Resûlullâh Efendimiz (s.a.v.) Hazretleri Mi'râc'da Beytül-Makdis'de diğer peygamberler ile bir araya gelmiş, onlara imam olarak namaz kıldırmıştır. Semâya yükselirken de bazısıyla görüşmüştür.
Resûlullâh Efendimiz (s.a.v.): “Muhakkak peygamberler diridirler, kabirlerinde namaz kılarlar” buyurdular. Mi'râc gecesi Mûsâ Aleyhisselâm'ı kabrinde namaz kılarken gördüklerini bildirdiler.
Allâhü Teâlâ peygamberlerin cesedlerini toprağa haram kılmıştır. Yani toprak onların cesedini yemez. Onların mübarek naaşları çürümez. Bizim okuduğumuz salevât-ı şerîfeler Peygamber Efendimize okuyanın isim ve babasının adı ile arzolunmaktadır. Hadîs-i şerîfte buyuruldu: “Sizin en faziletli gününüz Cuma günüdür, siz o günde bana çok salevât getiriniz.
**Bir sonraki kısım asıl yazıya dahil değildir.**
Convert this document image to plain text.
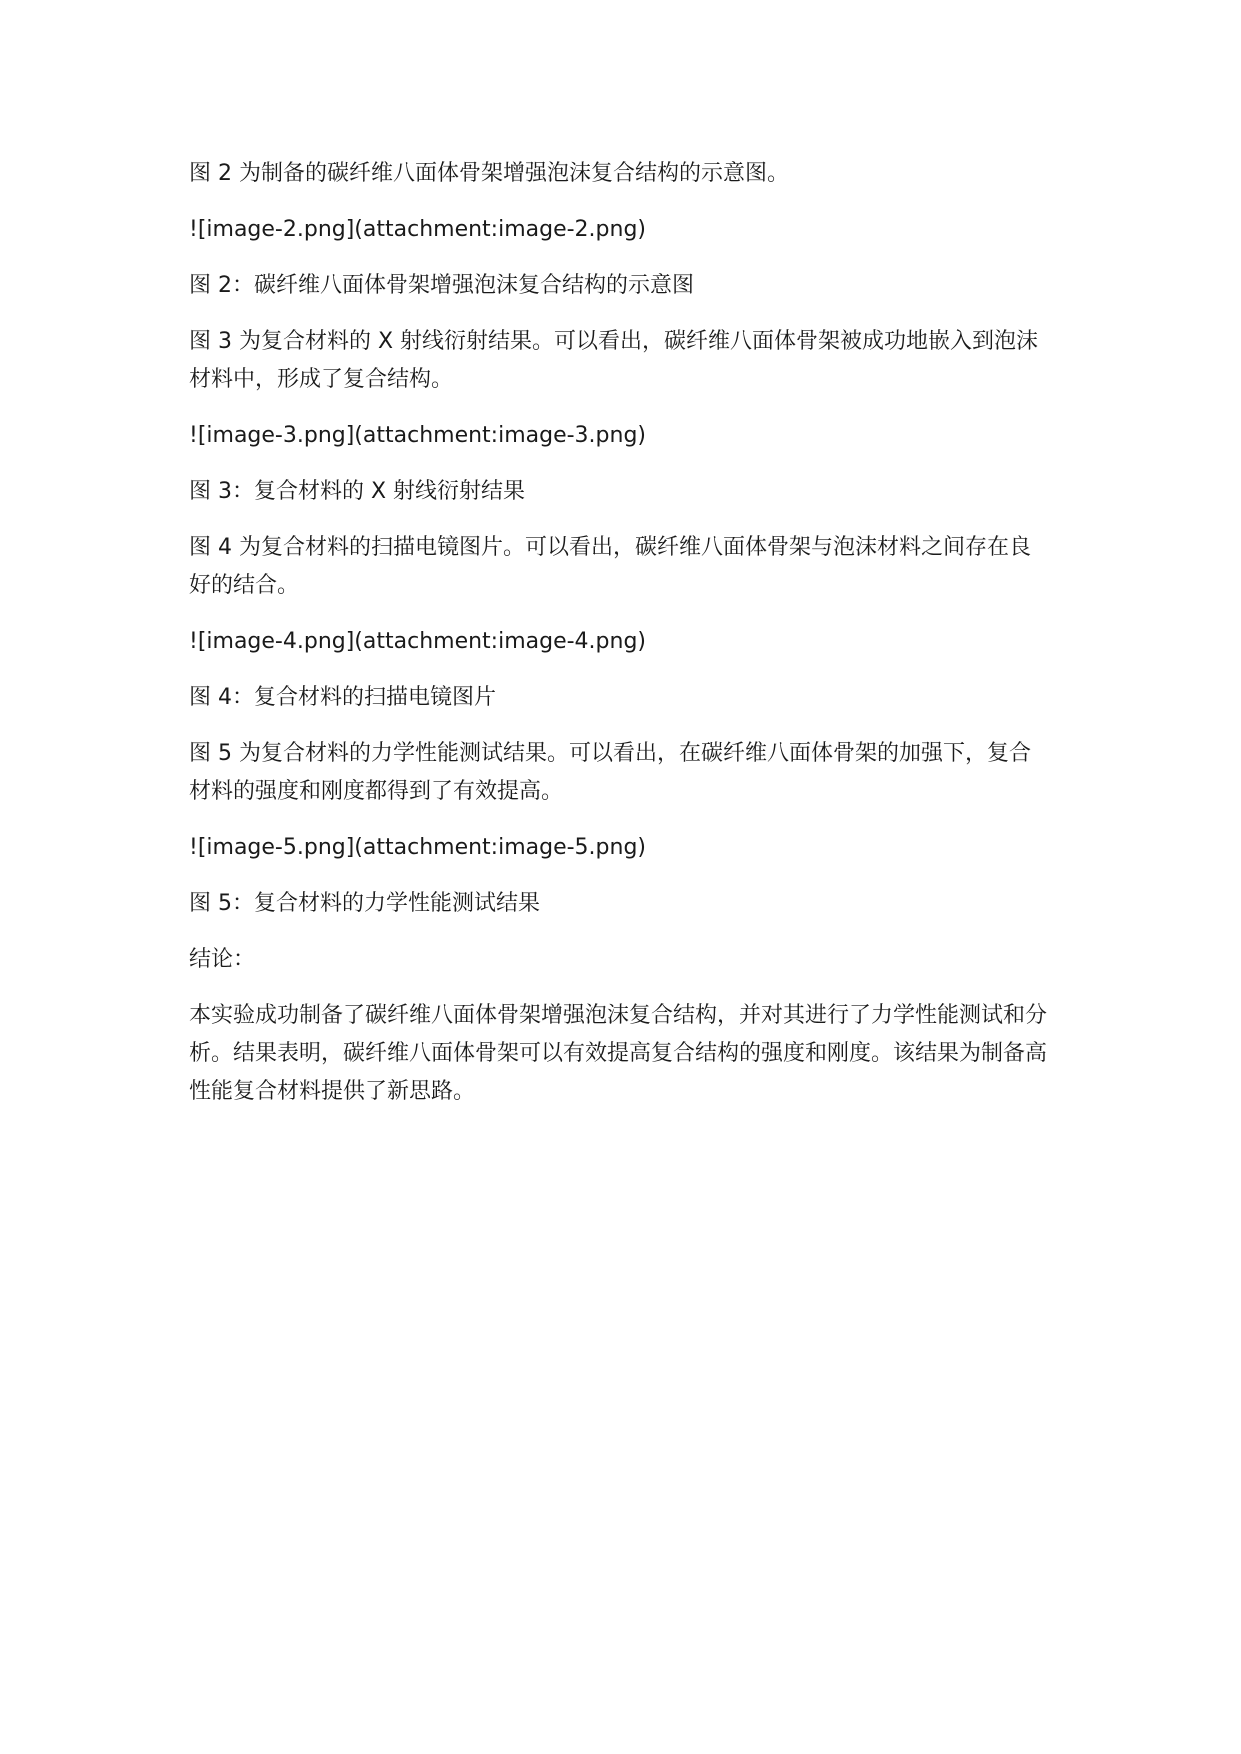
图 2 为制备的碳纤维八面体骨架增强泡沫复合结构的示意图。

![image-2.png](attachment:image-2.png)

图 2：碳纤维八面体骨架增强泡沫复合结构的示意图

图 3 为复合材料的 X 射线衍射结果。可以看出，碳纤维八面体骨架被成功地嵌入到泡沫材料中，形成了复合结构。

![image-3.png](attachment:image-3.png)

图 3：复合材料的 X 射线衍射结果

图 4 为复合材料的扫描电镜图片。可以看出，碳纤维八面体骨架与泡沫材料之间存在良好的结合。

![image-4.png](attachment:image-4.png)

图 4：复合材料的扫描电镜图片

图 5 为复合材料的力学性能测试结果。可以看出，在碳纤维八面体骨架的加强下，复合材料的强度和刚度都得到了有效提高。

![image-5.png](attachment:image-5.png)

图 5：复合材料的力学性能测试结果

结论：

本实验成功制备了碳纤维八面体骨架增强泡沫复合结构，并对其进行了力学性能测试和分析。结果表明，碳纤维八面体骨架可以有效提高复合结构的强度和刚度。该结果为制备高性能复合材料提供了新思路。
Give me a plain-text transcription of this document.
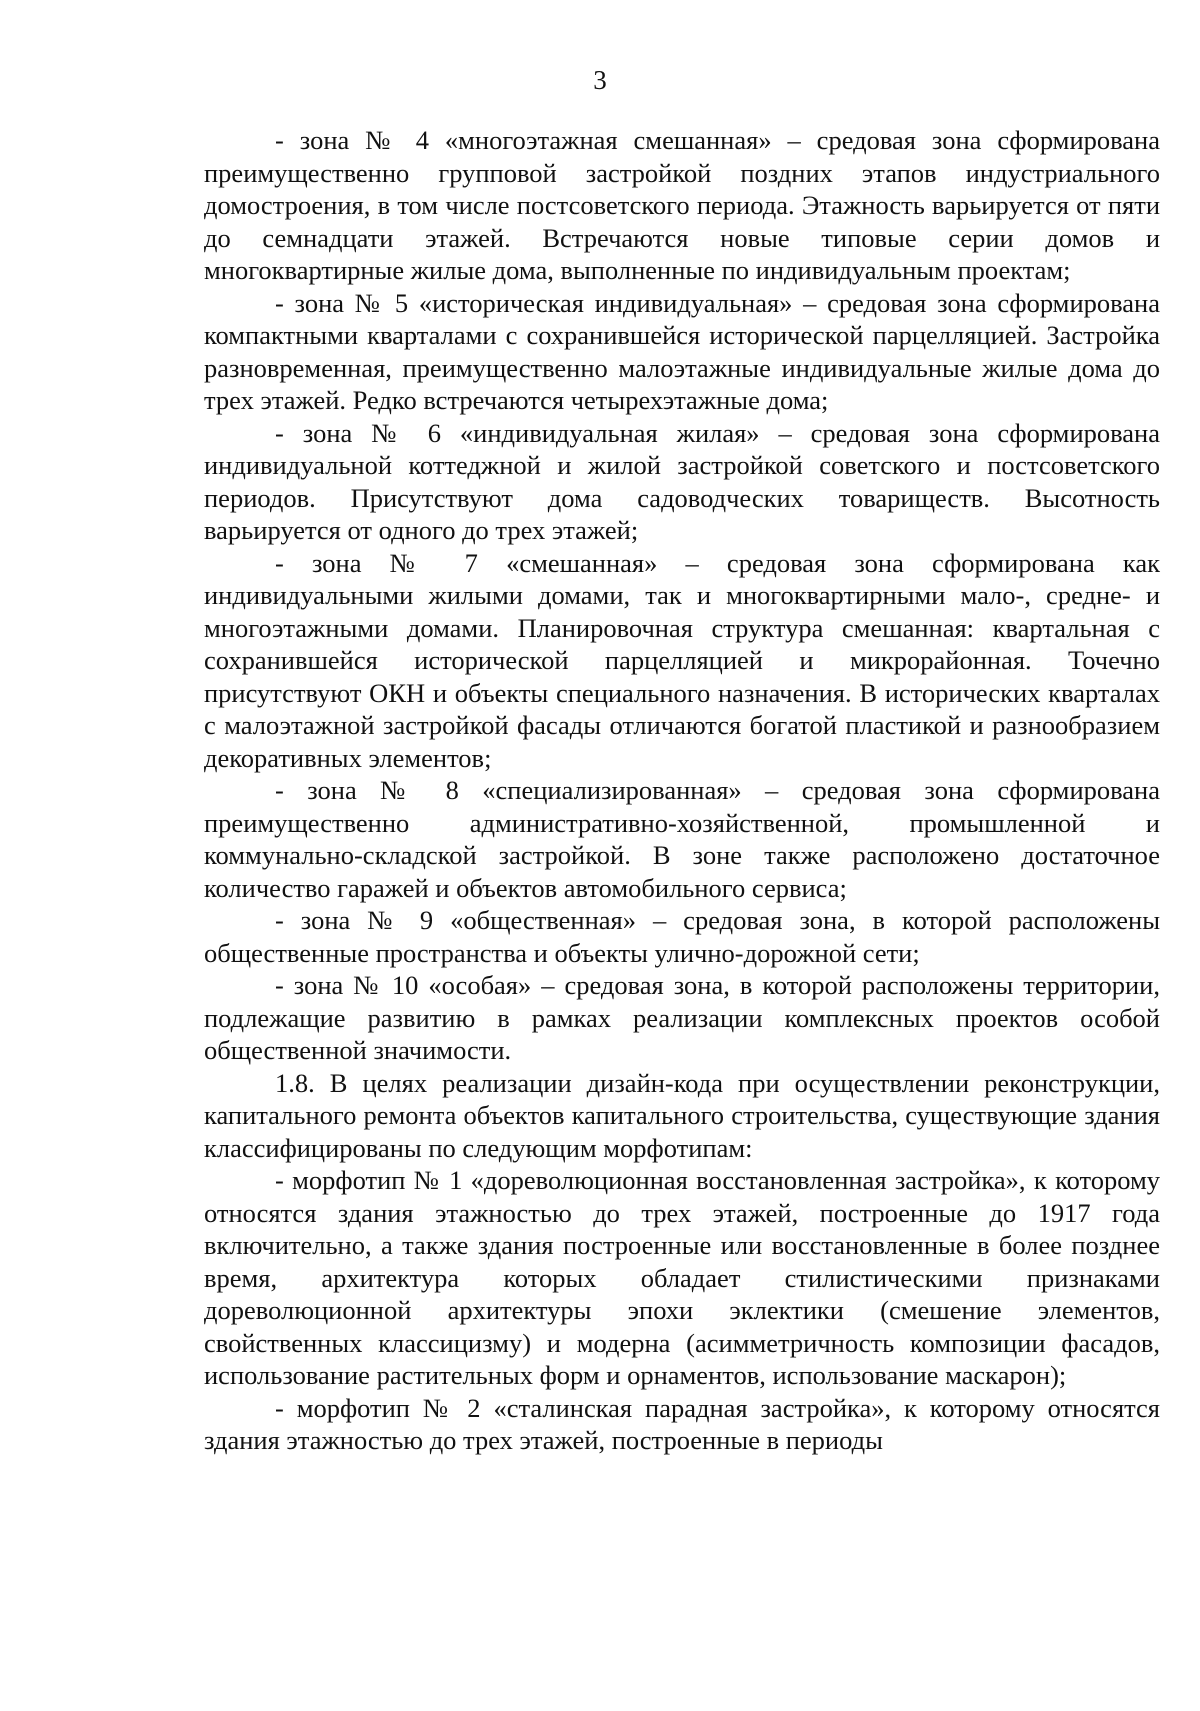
3

- зона № 4 «многоэтажная смешанная» – средовая зона сформирована преимущественно групповой застройкой поздних этапов индустриального домостроения, в том числе постсоветского периода. Этажность варьируется от пяти до семнадцати этажей. Встречаются новые типовые серии домов и многоквартирные жилые дома, выполненные по индивидуальным проектам;

- зона № 5 «историческая индивидуальная» – средовая зона сформирована компактными кварталами с сохранившейся исторической парцелляцией. Застройка разновременная, преимущественно малоэтажные индивидуальные жилые дома до трех этажей. Редко встречаются четырехэтажные дома;

- зона № 6 «индивидуальная жилая» – средовая зона сформирована индивидуальной коттеджной и жилой застройкой советского и постсоветского периодов. Присутствуют дома садоводческих товариществ. Высотность варьируется от одного до трех этажей;

- зона № 7 «смешанная» – средовая зона сформирована как индивидуальными жилыми домами, так и многоквартирными мало-, средне- и многоэтажными домами. Планировочная структура смешанная: квартальная с сохранившейся исторической парцелляцией и микрорайонная. Точечно присутствуют ОКН и объекты специального назначения. В исторических кварталах с малоэтажной застройкой фасады отличаются богатой пластикой и разнообразием декоративных элементов;

- зона № 8 «специализированная» – средовая зона сформирована преимущественно административно-хозяйственной, промышленной и коммунально-складской застройкой. В зоне также расположено достаточное количество гаражей и объектов автомобильного сервиса;

- зона № 9 «общественная» – средовая зона, в которой расположены общественные пространства и объекты улично-дорожной сети;

- зона № 10 «особая» – средовая зона, в которой расположены территории, подлежащие развитию в рамках реализации комплексных проектов особой общественной значимости.

1.8. В целях реализации дизайн-кода при осуществлении реконструкции, капитального ремонта объектов капитального строительства, существующие здания классифицированы по следующим морфотипам:

- морфотип № 1 «дореволюционная восстановленная застройка», к которому относятся здания этажностью до трех этажей, построенные до 1917 года включительно, а также здания построенные или восстановленные в более позднее время, архитектура которых обладает стилистическими признаками дореволюционной архитектуры эпохи эклектики (смешение элементов, свойственных классицизму) и модерна (асимметричность композиции фасадов, использование растительных форм и орнаментов, использование маскарон);

- морфотип № 2 «сталинская парадная застройка», к которому относятся здания этажностью до трех этажей, построенные в периоды
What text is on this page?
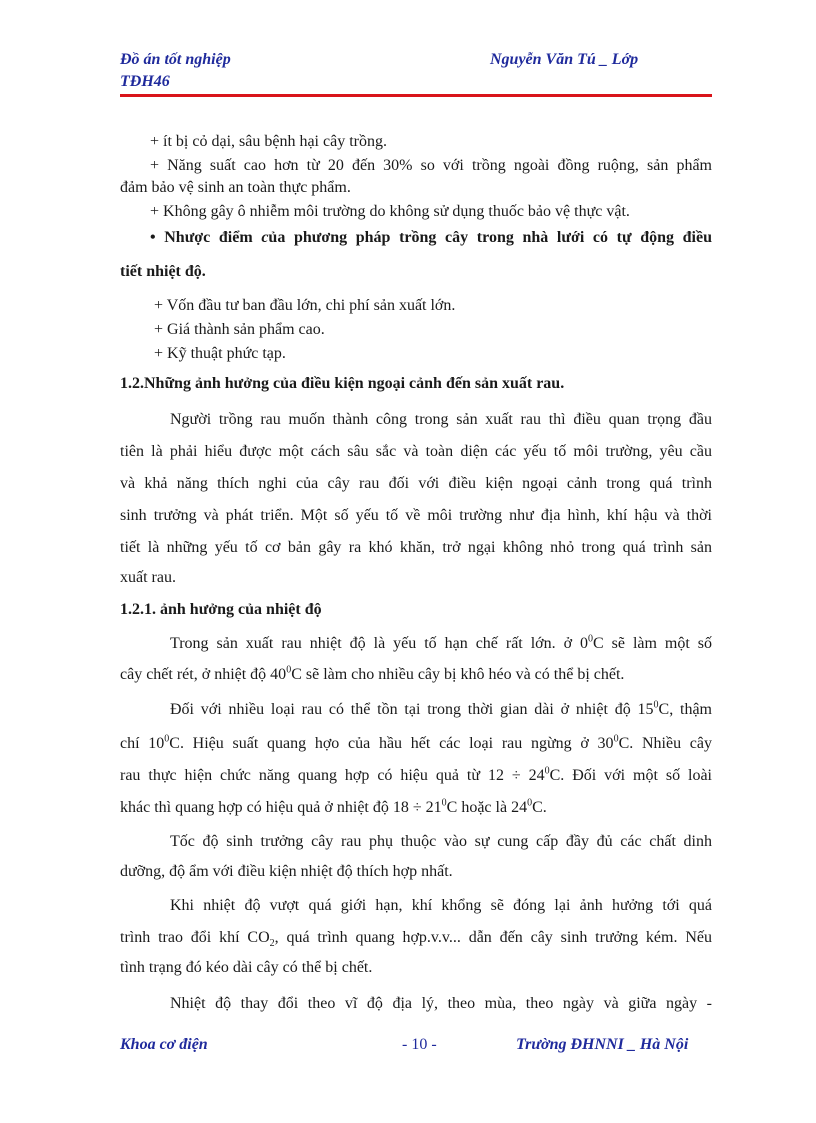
Đồ án tốt nghiệp
TĐH46
Nguyễn Văn Tú _ Lớp
+ ít bị cỏ dại, sâu bệnh hại cây trồng.
+ Năng suất cao hơn từ 20 đến 30% so với trồng ngoài đồng ruộng, sản phẩm
đảm bảo vệ sinh an toàn thực phẩm.
+ Không gây ô nhiễm môi trường do không sử dụng thuốc bảo vệ thực vật.
• Nhược điểm của phương pháp trồng cây trong nhà lưới có tự động điều
tiết nhiệt độ.
+ Vốn đầu tư ban đầu lớn, chi phí sản xuất lớn.
+ Giá thành sản phẩm cao.
+ Kỹ thuật phức tạp.
1.2.Những ảnh hưởng của điều kiện ngoại cảnh đến sản xuất rau.
Người trồng rau muốn thành công trong sản xuất rau thì điều quan trọng đầu
tiên là phải hiểu được một cách sâu sắc và toàn diện các yếu tố môi trường, yêu cầu
và khả năng thích nghi của cây rau đối với điều kiện ngoại cảnh trong quá trình
sinh trưởng và phát triển. Một số yếu tố về môi trường như địa hình, khí hậu và thời
tiết là những yếu tố cơ bản gây ra khó khăn, trở ngại không nhỏ trong quá trình sản
xuất rau.
1.2.1. ảnh hưởng của nhiệt độ
Trong sản xuất rau nhiệt độ là yếu tố hạn chế rất lớn. ở $0^0C$ sẽ làm một số
cây chết rét, ở nhiệt độ $40^0C$ sẽ làm cho nhiều cây bị khô héo và có thể bị chết.
Đối với nhiều loại rau có thể tồn tại trong thời gian dài ở nhiệt độ $15^0C$, thậm
chí $10^0C$. Hiệu suất quang hợo của hầu hết các loại rau ngừng ở $30^0C$. Nhiều cây
rau thực hiện chức năng quang hợp có hiệu quả từ $12 \div 24^0C$. Đối với một số loài
khác thì quang hợp có hiệu quả ở nhiệt độ $18 \div 21^0C$ hoặc là $24^0C$.
Tốc độ sinh trưởng cây rau phụ thuộc vào sự cung cấp đầy đủ các chất dinh
dưỡng, độ ẩm với điều kiện nhiệt độ thích hợp nhất.
Khi nhiệt độ vượt quá giới hạn, khí khổng sẽ đóng lại ảnh hưởng tới quá
trình trao đổi khí $CO_2$, quá trình quang hợp.v.v... dẫn đến cây sinh trưởng kém. Nếu
tình trạng đó kéo dài cây có thể bị chết.
Nhiệt độ thay đổi theo vĩ độ địa lý, theo mùa, theo ngày và giữa ngày -
Khoa cơ điện	- 10 -	Trường ĐHNNI _ Hà Nội
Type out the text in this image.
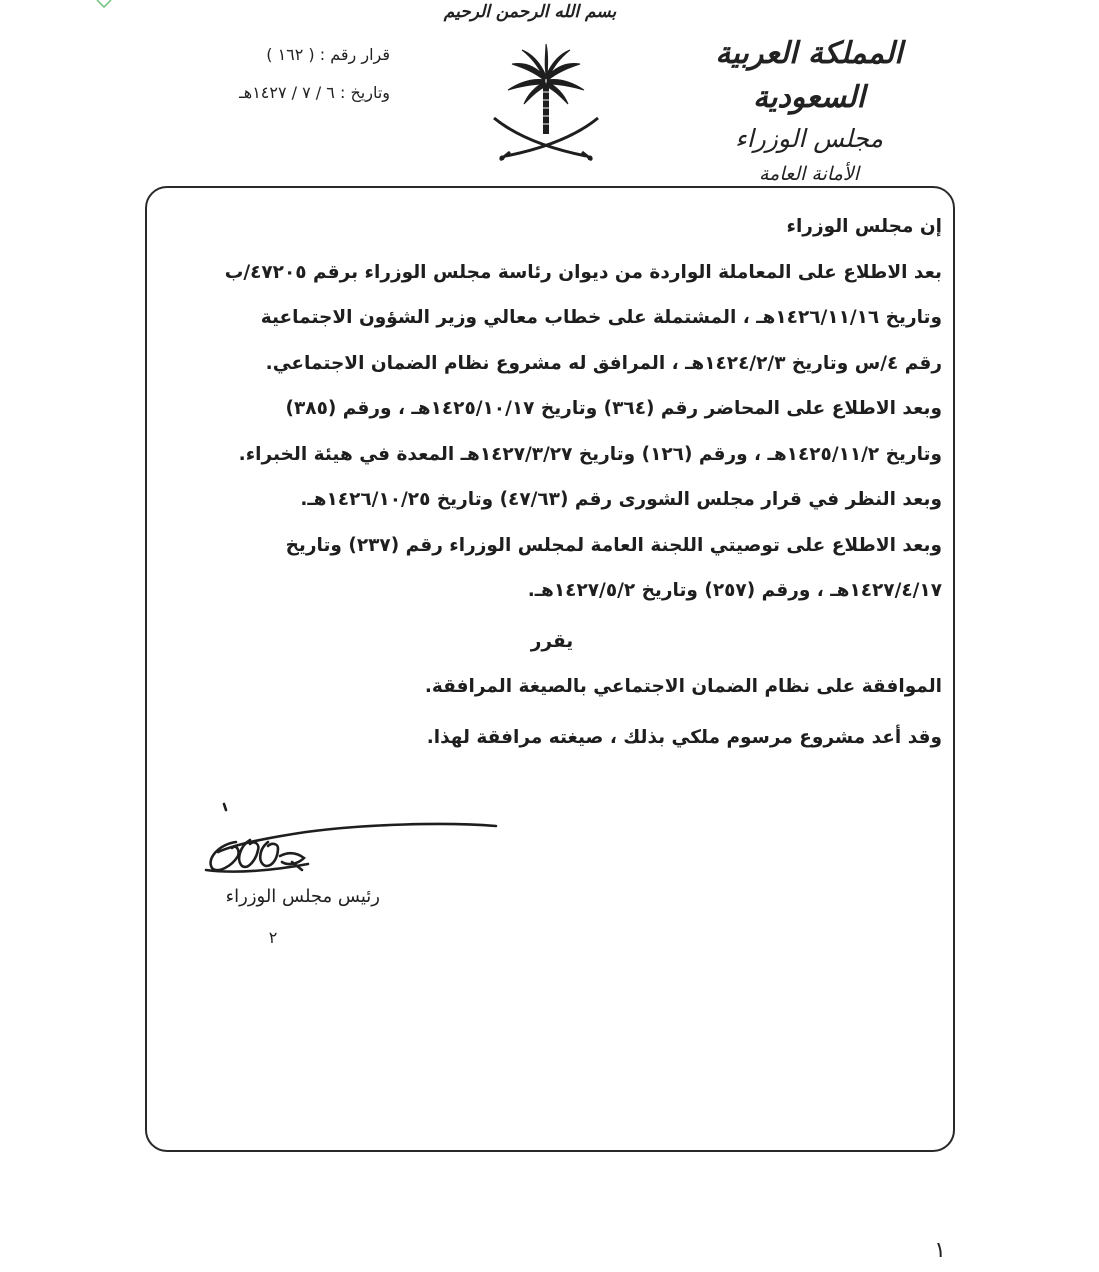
بسم الله الرحمن الرحيم
المملكة العربية السعودية
مجلس الوزراء
الأمانة العامة
قرار رقم : ( ١٦٢ )
وتاريخ : ٦ / ٧ / ١٤٢٧هـ
إن مجلس الوزراء
بعد الاطلاع على المعاملة الواردة من ديوان رئاسة مجلس الوزراء برقم ٤٧٢٠٥/ب
وتاريخ ١٤٢٦/١١/١٦هـ ، المشتملة على خطاب معالي وزير الشؤون الاجتماعية
رقم ٤/س وتاريخ ١٤٢٤/٢/٣هـ ، المرافق له مشروع نظام الضمان الاجتماعي.
وبعد الاطلاع على المحاضر رقم (٣٦٤) وتاريخ ١٤٢٥/١٠/١٧هـ ، ورقم (٣٨٥)
وتاريخ ١٤٢٥/١١/٢هـ ، ورقم (١٢٦) وتاريخ ١٤٢٧/٣/٢٧هـ المعدة في هيئة الخبراء.
وبعد النظر في قرار مجلس الشورى رقم (٤٧/٦٣) وتاريخ ١٤٢٦/١٠/٢٥هـ.
وبعد الاطلاع على توصيتي اللجنة العامة لمجلس الوزراء رقم (٢٣٧) وتاريخ
١٤٢٧/٤/١٧هـ ، ورقم (٢٥٧) وتاريخ ١٤٢٧/٥/٢هـ.
يقرر
الموافقة على نظام الضمان الاجتماعي بالصيغة المرافقة.
وقد أعد مشروع مرسوم ملكي بذلك ، صيغته مرافقة لهذا.
رئيس مجلس الوزراء
٢
١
Zira sizin salevâtlarınız bana arzolunur.”
“Yâ Resûlallah, toprak olduktan sonra bizim salevâtlarımız size nasıl arzolunur?” denilince: “Muhakkak Allâhü Teâlâ, toprağa peygamberlerin cisimlerini (naaşlarını) yemeyi haram kılmıştır” buyurdular.
Diğer hadîs-i şerîfte de: “Kim benim kabrim yanında bana salevât okursa, ben onu duyarım. Kim de uzaktan salevât okursa o bana ulaştırılır” buyurdular.
Bizim Peygamberimiz Muhammed Mustafa Aleyhisselâm henüz yaratılmadan önce Allâhü Teâlâ katında nebî ve resûl olarak yazılı idi.
Mübârek rûhu kabzolunduktan (vefâtlarından) sonra da Allâh'ın nebîsi, resûlü, mahlûkatının en hayırlısıdırlar.
Onun peygamberliği ve dîninin hükümleri kıyamete kadar geçerlidir.
Yâ Rabbi, bizi onun sünneti üzere yaşat, dîni üzere vefât ettir, dünyâ ve âhirette bizi onunla birleştir.